Event Details:
- Date & Time: Wednesday, June 26th @ 2-4 pm
- Location: NEXUS Center, 3396 Gardner Commons
- Participants: All U faculty & researchers are welcome
- RSVP and Contact: Jenna Taylor, College Grant Writer
- Hosted By: College of Humanities Office of Research
Boost your grant writing success for the NEH Summer Stipend and ACLS Fellowship competitions. Both of these funding programs support full-time research and writing on humanities and humanistic social sciences projects at any stage of development and are open to faculty at all career stages on or off the tenure track. They both afford recipients time to write, travel to archives, and/or conduct research and other project-related activities. The awarded funds may be used for your compensation, travel, and other costs related to the proposed scholarly work.

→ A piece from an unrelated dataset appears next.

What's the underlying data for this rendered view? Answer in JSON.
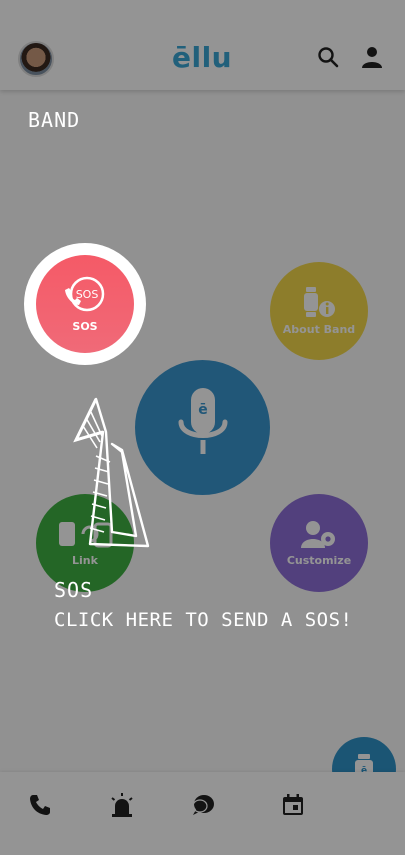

>>> Learn more about these funding opportunities and proven proposal writing strategies! All U faculty and researchers are invited to a 2-hour, in-person training on Wednesday, June 26th at 2-4 pm in the NEXUS Center (Gardner Commons room 3396) hosted by the College of Humanities Office of Research. Please RSVP by emailing Grant Writer Jenna Taylor.
NEH Summer Stipend supports full-time work on a project that is of value to humanities scholars, general audiences, or both. Awards $8000 for 2 consecutive months (any time of the year). Supports work leading to a book, monograph, peer-reviewed articles, e-book, digital resource, translation, critical edition, etc. Requires university nomination to apply (only applies to tenured or tenure-track applicants); non-tenure-track faculty, adjunct faculty, staff, and retired faculty are exempt from nomination. The internal competition to select the U’s nominee closes on 7/29/24. If selected, the NEH application is due in mid-September.
ACLS Fellowship supports full-time research and writing for projects at any stage of development in all disciplines of the humanities and interpretive social sciences. Awards $5000/month for 6-12 months. Supports a variety of scholarly works, including monographs, articles, publicly engaged humanities projects, digital research projects, critical editions, and other scholarly resources. This year they are again accepting applications from eligible scholars across all career stages, working on or off the tenure track. The competition is anticipated to open in early June and close in late September.